Read the article in The National, the UAE’s premier news title, here.
If you have a lush expanse of lawn, you’re low on time and you like your oddball thrills, then Honda might just have the answer that you’ve been looking for. This is the Mean Mower – it’s officially the world’s fastest ride-on lawnmower and it’s certifiably insane.
I’ve been invited to drive it at Donington Park, one of the bastions of British motor racing, which seems like overkill, but it’s really not. This is a seriously quick machine. At Idiada, a proving ground in northern Spain, this thing posted a record run of 186.6kph to become the fastest mower in the world. Technically, with the gearing and power, the Mean Mower should top 210kph. I don’t want to be on it when that happens.
The 110hp silhouette racer started out life as a common or garden (sorry) HF2620, and Honda delivered the mower and a VTR 1000 engine from the Firestorm motorcycle to Team Dynamics, which builds British Touring Car Championship winners for Matt Neal during the daylight hours. It became one of those oddball skunkworks projects and a labour of love full of cute touches such as wheel-mounted button shifters for the six-speed sequential ’box, a seat that sits 14 centimetres lower, and, I kid you not, a lightweight mower deck and blade driven by electric motors to leave the engine focused solely on the wheels. That also means the blades now spin at 4,000rpm.

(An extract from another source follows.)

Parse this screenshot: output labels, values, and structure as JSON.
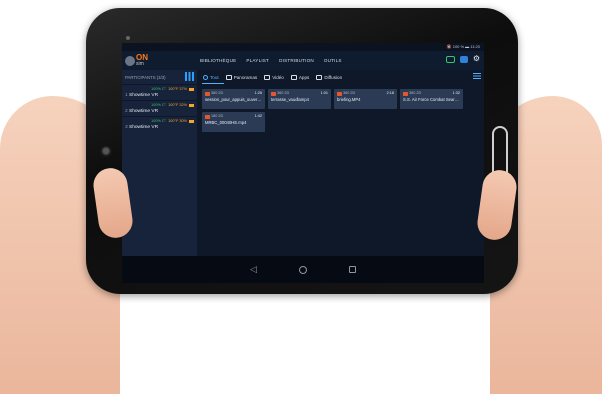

Cutting grass with this thing is like swatting a fly with a hammer.
There are no seat belts; the only safety gear that I have is some borrowed motorbike leathers and a kill switch. If I fall off then the mower will stop, apparently. Well that’s OK then.
My guides for the day wedge me firmly into the tiny seat that must have been made for a jockey or a teenage girl, and I fire up the beast. It’s loud – like racing-car loud, like loud enough for the noise police to pay us a visit, at a racetrack, that’s next to an airport. I depress the clutch, which is part of a traditional three-pedal set-up, engage first with a heavy clunk, and then try in vain to find a bite point.
My knees are up near my ears, the throttle is a peg with a roller on it, and it has all the feel and sensitivity of a rusted hinge. I don’t stall, but I bunny-hop down the road with all the elegance of an epileptic frog. I’m clamouring for the next gear, skimming off bumps in the tarmac thanks to a total, absolute lack of suspension and trying to hold myself in to the seat all at once. This is not the balletic poetry of professional motorsport.
But it is quick. I hit 100kph in four seconds; by the end of my first straight, I’m closing in on 110kph, maybe 120kph – there’s no speedo – and the only thing that really matters now is whether I can stop. This is a straight-line missile, but nobody is sure if it will drift elegantly through bends or simply flip over. I’m certainly not planning to find out today.
There’s a racing wheel, but the steering rack comes from an old Morris Minor. Nobody seems to know why, other than it was there. It makes for interesting handling – the Mean Mower is as vague in the corners as it is decisive on the straights, but then it never was built for lap times.
We hit the grass for some serious honing late in the day, and discover that it’s not really built for that either. The additional cooling requirements mean that a pair of hidden fans in the grass bag clog up regularly, and we have to blast the Mean Mower down Donington’s long straights. “The wrong kind of grass,” is Honda’s tongue-in-cheek assessment.
It doesn’t really matter. Honda set out to shine a light on its more-unusual engine builds, and it’s turned a lawnmower into a global star. It was a privilege to drive it, even if it was a pleasure to get off.